Although many Egyptians are still leaving Egypt legally, by seeking to immigrate to the West, as conditions continue to deteriorate further under the current military dictatorship, their fates are not the same. Those who were lucky enough to receive an education and training that make them a desirable employment source, are treated and seen differently than your average low-skilled worker. And their stories of success pepper news and media, both home and abroad. It is the stories of someone like Saqr or Antonios that rarely see the light. And they are stories that show the hypocrisy of the system, that on one hand doesn’t mind profiting from dictators and doing business as usual, and on the other would condemn in the strongest possible way, people who try to escape the horrors of living under such conditions.

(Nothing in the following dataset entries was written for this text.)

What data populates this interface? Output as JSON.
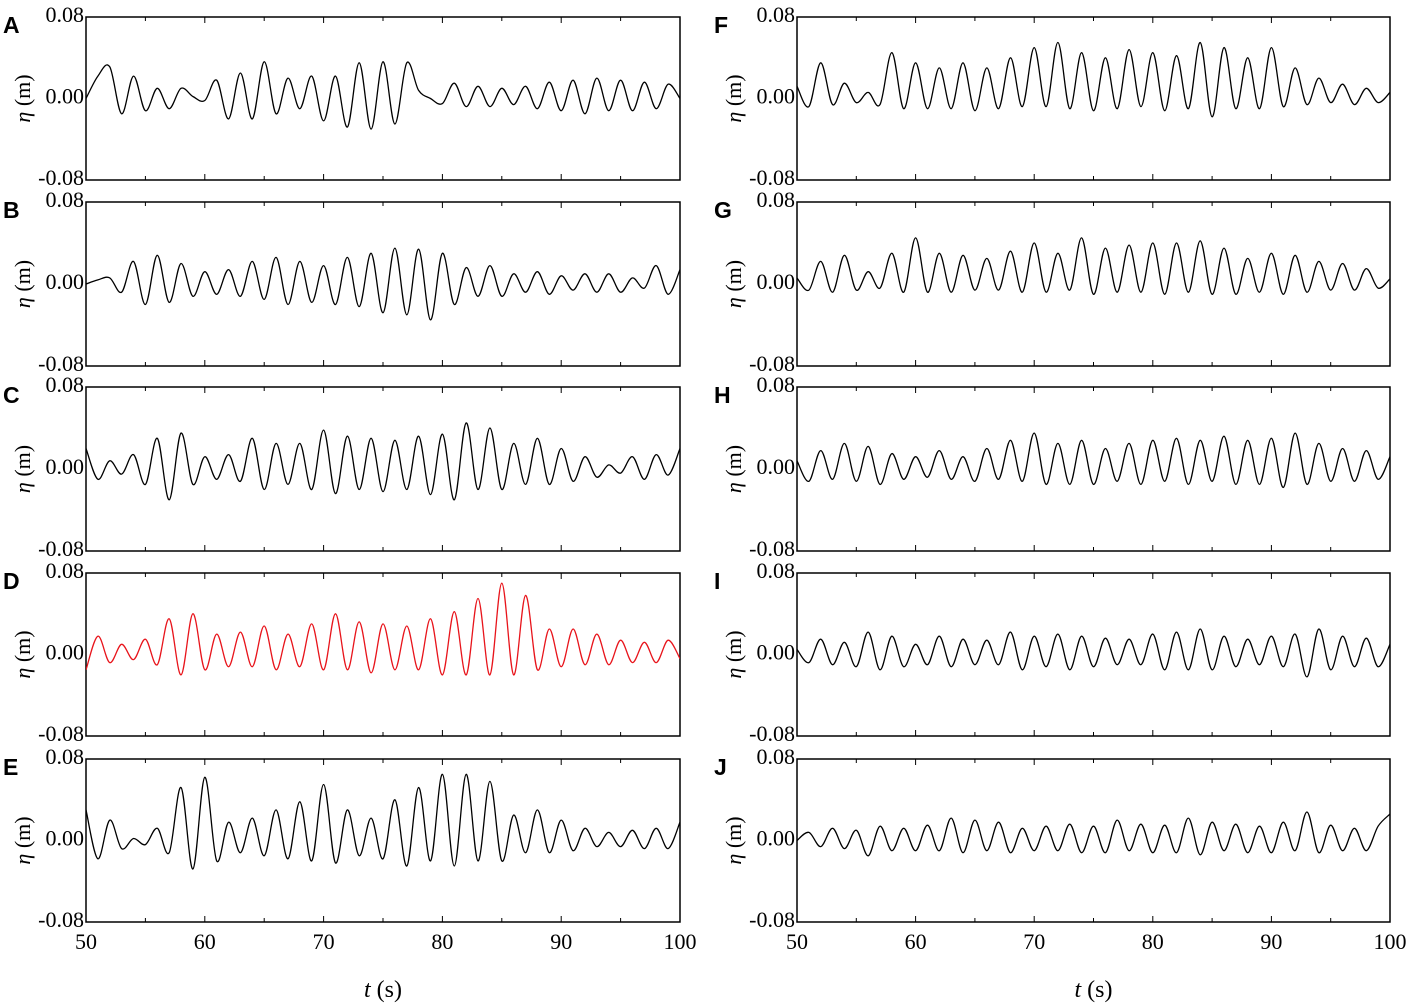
{
  "chart_data": [
    {
      "panel": "A",
      "type": "line",
      "xlabel": "",
      "ylabel_symbol": "η",
      "ylabel_unit": " (m)",
      "xlim": [
        50,
        100
      ],
      "ylim": [
        -0.08,
        0.08
      ],
      "color": "#000000",
      "yticks": [
        "0.08",
        "0.00",
        "-0.08"
      ],
      "xticks": [],
      "x": [
        50,
        51,
        52,
        53,
        54,
        55,
        56,
        57,
        58,
        59,
        60,
        61,
        62,
        63,
        64,
        65,
        66,
        67,
        68,
        69,
        70,
        71,
        72,
        73,
        74,
        75,
        76,
        77,
        78,
        79,
        80,
        81,
        82,
        83,
        84,
        85,
        86,
        87,
        88,
        89,
        90,
        91,
        92,
        93,
        94,
        95,
        96,
        97,
        98,
        99,
        100
      ],
      "y": [
        0.0,
        0.022,
        0.031,
        -0.015,
        0.022,
        -0.012,
        0.01,
        -0.01,
        0.01,
        0.002,
        -0.002,
        0.018,
        -0.02,
        0.025,
        -0.02,
        0.036,
        -0.015,
        0.02,
        -0.01,
        0.022,
        -0.022,
        0.022,
        -0.028,
        0.035,
        -0.03,
        0.036,
        -0.025,
        0.035,
        0.008,
        0.0,
        -0.005,
        0.015,
        -0.008,
        0.012,
        -0.008,
        0.01,
        -0.006,
        0.012,
        -0.01,
        0.016,
        -0.012,
        0.018,
        -0.015,
        0.02,
        -0.012,
        0.018,
        -0.012,
        0.016,
        -0.01,
        0.014,
        0.0
      ]
    },
    {
      "panel": "B",
      "type": "line",
      "xlabel": "",
      "ylabel_symbol": "η",
      "ylabel_unit": " (m)",
      "xlim": [
        50,
        100
      ],
      "ylim": [
        -0.08,
        0.08
      ],
      "color": "#000000",
      "yticks": [
        "0.08",
        "0.00",
        "-0.08"
      ],
      "xticks": [],
      "x": [
        50,
        51,
        52,
        53,
        54,
        55,
        56,
        57,
        58,
        59,
        60,
        61,
        62,
        63,
        64,
        65,
        66,
        67,
        68,
        69,
        70,
        71,
        72,
        73,
        74,
        75,
        76,
        77,
        78,
        79,
        80,
        81,
        82,
        83,
        84,
        85,
        86,
        87,
        88,
        89,
        90,
        91,
        92,
        93,
        94,
        95,
        96,
        97,
        98,
        99,
        100
      ],
      "y": [
        0.0,
        0.004,
        0.006,
        -0.008,
        0.022,
        -0.02,
        0.028,
        -0.018,
        0.02,
        -0.012,
        0.012,
        -0.01,
        0.014,
        -0.012,
        0.022,
        -0.015,
        0.026,
        -0.02,
        0.022,
        -0.018,
        0.018,
        -0.02,
        0.026,
        -0.022,
        0.03,
        -0.028,
        0.035,
        -0.03,
        0.034,
        -0.035,
        0.03,
        -0.02,
        0.016,
        -0.012,
        0.018,
        -0.012,
        0.01,
        -0.008,
        0.012,
        -0.01,
        0.008,
        -0.006,
        0.01,
        -0.008,
        0.01,
        -0.008,
        0.006,
        -0.004,
        0.018,
        -0.01,
        0.014
      ]
    },
    {
      "panel": "C",
      "type": "line",
      "xlabel": "",
      "ylabel_symbol": "η",
      "ylabel_unit": " (m)",
      "xlim": [
        50,
        100
      ],
      "ylim": [
        -0.08,
        0.08
      ],
      "color": "#000000",
      "yticks": [
        "0.08",
        "0.00",
        "-0.08"
      ],
      "xticks": [],
      "x": [
        50,
        51,
        52,
        53,
        54,
        55,
        56,
        57,
        58,
        59,
        60,
        61,
        62,
        63,
        64,
        65,
        66,
        67,
        68,
        69,
        70,
        71,
        72,
        73,
        74,
        75,
        76,
        77,
        78,
        79,
        80,
        81,
        82,
        83,
        84,
        85,
        86,
        87,
        88,
        89,
        90,
        91,
        92,
        93,
        94,
        95,
        96,
        97,
        98,
        99,
        100
      ],
      "y": [
        0.02,
        -0.01,
        0.008,
        -0.005,
        0.014,
        -0.015,
        0.03,
        -0.03,
        0.035,
        -0.015,
        0.012,
        -0.01,
        0.014,
        -0.012,
        0.03,
        -0.02,
        0.025,
        -0.015,
        0.025,
        -0.02,
        0.038,
        -0.024,
        0.032,
        -0.02,
        0.03,
        -0.022,
        0.028,
        -0.02,
        0.032,
        -0.025,
        0.034,
        -0.03,
        0.045,
        -0.02,
        0.04,
        -0.02,
        0.025,
        -0.015,
        0.03,
        -0.015,
        0.02,
        -0.012,
        0.012,
        -0.008,
        0.004,
        -0.004,
        0.012,
        -0.01,
        0.014,
        -0.006,
        0.02
      ]
    },
    {
      "panel": "D",
      "type": "line",
      "xlabel": "",
      "ylabel_symbol": "η",
      "ylabel_unit": " (m)",
      "xlim": [
        50,
        100
      ],
      "ylim": [
        -0.08,
        0.08
      ],
      "color": "#e8141b",
      "yticks": [
        "0.08",
        "0.00",
        "-0.08"
      ],
      "xticks": [],
      "x": [
        50,
        51,
        52,
        53,
        54,
        55,
        56,
        57,
        58,
        59,
        60,
        61,
        62,
        63,
        64,
        65,
        66,
        67,
        68,
        69,
        70,
        71,
        72,
        73,
        74,
        75,
        76,
        77,
        78,
        79,
        80,
        81,
        82,
        83,
        84,
        85,
        86,
        87,
        88,
        89,
        90,
        91,
        92,
        93,
        94,
        95,
        96,
        97,
        98,
        99,
        100
      ],
      "y": [
        -0.015,
        0.018,
        -0.008,
        0.01,
        -0.005,
        0.015,
        -0.01,
        0.035,
        -0.02,
        0.04,
        -0.015,
        0.02,
        -0.012,
        0.022,
        -0.012,
        0.028,
        -0.015,
        0.02,
        -0.012,
        0.03,
        -0.015,
        0.04,
        -0.015,
        0.032,
        -0.018,
        0.03,
        -0.015,
        0.028,
        -0.015,
        0.035,
        -0.02,
        0.042,
        -0.02,
        0.055,
        -0.02,
        0.07,
        -0.02,
        0.058,
        -0.015,
        0.025,
        -0.012,
        0.025,
        -0.01,
        0.02,
        -0.01,
        0.014,
        -0.008,
        0.012,
        -0.008,
        0.014,
        -0.004
      ]
    },
    {
      "panel": "E",
      "type": "line",
      "xlabel": "t",
      "xlabel_unit": " (s)",
      "ylabel_symbol": "η",
      "ylabel_unit": " (m)",
      "xlim": [
        50,
        100
      ],
      "ylim": [
        -0.08,
        0.08
      ],
      "color": "#000000",
      "yticks": [
        "0.08",
        "0.00",
        "-0.08"
      ],
      "xticks": [
        "50",
        "60",
        "70",
        "80",
        "90",
        "100"
      ],
      "x": [
        50,
        51,
        52,
        53,
        54,
        55,
        56,
        57,
        58,
        59,
        60,
        61,
        62,
        63,
        64,
        65,
        66,
        67,
        68,
        69,
        70,
        71,
        72,
        73,
        74,
        75,
        76,
        77,
        78,
        79,
        80,
        81,
        82,
        83,
        84,
        85,
        86,
        87,
        88,
        89,
        90,
        91,
        92,
        93,
        94,
        95,
        96,
        97,
        98,
        99,
        100
      ],
      "y": [
        0.03,
        -0.018,
        0.02,
        -0.008,
        0.002,
        -0.004,
        0.012,
        -0.012,
        0.052,
        -0.028,
        0.062,
        -0.02,
        0.018,
        -0.012,
        0.022,
        -0.015,
        0.03,
        -0.018,
        0.038,
        -0.02,
        0.055,
        -0.022,
        0.03,
        -0.015,
        0.022,
        -0.018,
        0.04,
        -0.025,
        0.052,
        -0.02,
        0.065,
        -0.025,
        0.065,
        -0.02,
        0.058,
        -0.02,
        0.025,
        -0.012,
        0.03,
        -0.012,
        0.02,
        -0.01,
        0.012,
        -0.006,
        0.008,
        -0.006,
        0.01,
        -0.008,
        0.012,
        -0.008,
        0.018
      ]
    },
    {
      "panel": "F",
      "type": "line",
      "xlabel": "",
      "ylabel_symbol": "η",
      "ylabel_unit": " (m)",
      "xlim": [
        50,
        100
      ],
      "ylim": [
        -0.08,
        0.08
      ],
      "color": "#000000",
      "yticks": [
        "0.08",
        "0.00",
        "-0.08"
      ],
      "xticks": [],
      "x": [
        50,
        51,
        52,
        53,
        54,
        55,
        56,
        57,
        58,
        59,
        60,
        61,
        62,
        63,
        64,
        65,
        66,
        67,
        68,
        69,
        70,
        71,
        72,
        73,
        74,
        75,
        76,
        77,
        78,
        79,
        80,
        81,
        82,
        83,
        84,
        85,
        86,
        87,
        88,
        89,
        90,
        91,
        92,
        93,
        94,
        95,
        96,
        97,
        98,
        99,
        100
      ],
      "y": [
        0.012,
        -0.008,
        0.035,
        -0.006,
        0.015,
        -0.004,
        0.006,
        -0.006,
        0.045,
        -0.01,
        0.035,
        -0.01,
        0.03,
        -0.01,
        0.035,
        -0.012,
        0.03,
        -0.01,
        0.04,
        -0.008,
        0.05,
        -0.008,
        0.055,
        -0.01,
        0.045,
        -0.012,
        0.04,
        -0.01,
        0.048,
        -0.008,
        0.045,
        -0.012,
        0.042,
        -0.01,
        0.055,
        -0.018,
        0.05,
        -0.01,
        0.04,
        -0.01,
        0.05,
        -0.008,
        0.03,
        -0.006,
        0.02,
        -0.004,
        0.014,
        -0.006,
        0.01,
        -0.004,
        0.006
      ]
    },
    {
      "panel": "G",
      "type": "line",
      "xlabel": "",
      "ylabel_symbol": "η",
      "ylabel_unit": " (m)",
      "xlim": [
        50,
        100
      ],
      "ylim": [
        -0.08,
        0.08
      ],
      "color": "#000000",
      "yticks": [
        "0.08",
        "0.00",
        "-0.08"
      ],
      "xticks": [],
      "x": [
        50,
        51,
        52,
        53,
        54,
        55,
        56,
        57,
        58,
        59,
        60,
        61,
        62,
        63,
        64,
        65,
        66,
        67,
        68,
        69,
        70,
        71,
        72,
        73,
        74,
        75,
        76,
        77,
        78,
        79,
        80,
        81,
        82,
        83,
        84,
        85,
        86,
        87,
        88,
        89,
        90,
        91,
        92,
        93,
        94,
        95,
        96,
        97,
        98,
        99,
        100
      ],
      "y": [
        0.006,
        -0.006,
        0.022,
        -0.008,
        0.028,
        -0.006,
        0.012,
        -0.004,
        0.03,
        -0.008,
        0.045,
        -0.008,
        0.03,
        -0.008,
        0.028,
        -0.006,
        0.025,
        -0.006,
        0.032,
        -0.008,
        0.04,
        -0.008,
        0.03,
        -0.006,
        0.045,
        -0.01,
        0.035,
        -0.008,
        0.038,
        -0.008,
        0.04,
        -0.01,
        0.04,
        -0.008,
        0.042,
        -0.01,
        0.035,
        -0.01,
        0.025,
        -0.008,
        0.03,
        -0.01,
        0.028,
        -0.008,
        0.022,
        -0.006,
        0.02,
        -0.006,
        0.015,
        -0.004,
        0.005
      ]
    },
    {
      "panel": "H",
      "type": "line",
      "xlabel": "",
      "ylabel_symbol": "η",
      "ylabel_unit": " (m)",
      "xlim": [
        50,
        100
      ],
      "ylim": [
        -0.08,
        0.08
      ],
      "color": "#000000",
      "yticks": [
        "0.08",
        "0.00",
        "-0.08"
      ],
      "xticks": [],
      "x": [
        50,
        51,
        52,
        53,
        54,
        55,
        56,
        57,
        58,
        59,
        60,
        61,
        62,
        63,
        64,
        65,
        66,
        67,
        68,
        69,
        70,
        71,
        72,
        73,
        74,
        75,
        76,
        77,
        78,
        79,
        80,
        81,
        82,
        83,
        84,
        85,
        86,
        87,
        88,
        89,
        90,
        91,
        92,
        93,
        94,
        95,
        96,
        97,
        98,
        99,
        100
      ],
      "y": [
        0.008,
        -0.012,
        0.018,
        -0.01,
        0.025,
        -0.012,
        0.022,
        -0.015,
        0.015,
        -0.01,
        0.012,
        -0.008,
        0.018,
        -0.01,
        0.012,
        -0.012,
        0.02,
        -0.01,
        0.028,
        -0.012,
        0.035,
        -0.015,
        0.025,
        -0.015,
        0.028,
        -0.015,
        0.02,
        -0.012,
        0.025,
        -0.015,
        0.028,
        -0.012,
        0.03,
        -0.015,
        0.028,
        -0.012,
        0.032,
        -0.015,
        0.028,
        -0.015,
        0.03,
        -0.018,
        0.035,
        -0.015,
        0.025,
        -0.012,
        0.02,
        -0.012,
        0.018,
        -0.01,
        0.012
      ]
    },
    {
      "panel": "I",
      "type": "line",
      "xlabel": "",
      "ylabel_symbol": "η",
      "ylabel_unit": " (m)",
      "xlim": [
        50,
        100
      ],
      "ylim": [
        -0.08,
        0.08
      ],
      "color": "#000000",
      "yticks": [
        "0.08",
        "0.00",
        "-0.08"
      ],
      "xticks": [],
      "x": [
        50,
        51,
        52,
        53,
        54,
        55,
        56,
        57,
        58,
        59,
        60,
        61,
        62,
        63,
        64,
        65,
        66,
        67,
        68,
        69,
        70,
        71,
        72,
        73,
        74,
        75,
        76,
        77,
        78,
        79,
        80,
        81,
        82,
        83,
        84,
        85,
        86,
        87,
        88,
        89,
        90,
        91,
        92,
        93,
        94,
        95,
        96,
        97,
        98,
        99,
        100
      ],
      "y": [
        0.005,
        -0.008,
        0.015,
        -0.01,
        0.012,
        -0.012,
        0.022,
        -0.015,
        0.018,
        -0.012,
        0.01,
        -0.01,
        0.018,
        -0.012,
        0.015,
        -0.01,
        0.014,
        -0.01,
        0.022,
        -0.015,
        0.018,
        -0.012,
        0.02,
        -0.015,
        0.018,
        -0.012,
        0.016,
        -0.01,
        0.015,
        -0.01,
        0.02,
        -0.015,
        0.022,
        -0.015,
        0.025,
        -0.015,
        0.018,
        -0.012,
        0.015,
        -0.01,
        0.018,
        -0.012,
        0.02,
        -0.022,
        0.025,
        -0.015,
        0.018,
        -0.012,
        0.016,
        -0.012,
        0.01
      ]
    },
    {
      "panel": "J",
      "type": "line",
      "xlabel": "t",
      "xlabel_unit": " (s)",
      "ylabel_symbol": "η",
      "ylabel_unit": " (m)",
      "xlim": [
        50,
        100
      ],
      "ylim": [
        -0.08,
        0.08
      ],
      "color": "#000000",
      "yticks": [
        "0.08",
        "0.00",
        "-0.08"
      ],
      "xticks": [
        "50",
        "60",
        "70",
        "80",
        "90",
        "100"
      ],
      "x": [
        50,
        51,
        52,
        53,
        54,
        55,
        56,
        57,
        58,
        59,
        60,
        61,
        62,
        63,
        64,
        65,
        66,
        67,
        68,
        69,
        70,
        71,
        72,
        73,
        74,
        75,
        76,
        77,
        78,
        79,
        80,
        81,
        82,
        83,
        84,
        85,
        86,
        87,
        88,
        89,
        90,
        91,
        92,
        93,
        94,
        95,
        96,
        97,
        98,
        99,
        100
      ],
      "y": [
        0.0,
        0.008,
        -0.006,
        0.012,
        -0.008,
        0.01,
        -0.015,
        0.014,
        -0.01,
        0.012,
        -0.01,
        0.015,
        -0.01,
        0.022,
        -0.012,
        0.02,
        -0.01,
        0.018,
        -0.012,
        0.012,
        -0.01,
        0.014,
        -0.01,
        0.016,
        -0.012,
        0.014,
        -0.012,
        0.02,
        -0.01,
        0.016,
        -0.012,
        0.015,
        -0.012,
        0.022,
        -0.014,
        0.018,
        -0.01,
        0.016,
        -0.012,
        0.014,
        -0.012,
        0.018,
        -0.01,
        0.028,
        -0.012,
        0.015,
        -0.01,
        0.012,
        -0.01,
        0.014,
        0.026
      ]
    }
  ]
}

In a rare moment of synchronicity, literally occurring at the same time, two films show, not just the similarities of the human condition, but also the similarities of the human desires and aspirations. It is through telling the stories which are not usually told, that an inadvertent truth emerges: the journey home cuts across borders, time and even death. It is the most human of all things, and it is through the telling of those stories, through the films of Damianos and Saleh, that it becomes possible to recognize what is human, and in the empathetic act of recognition, embrace it.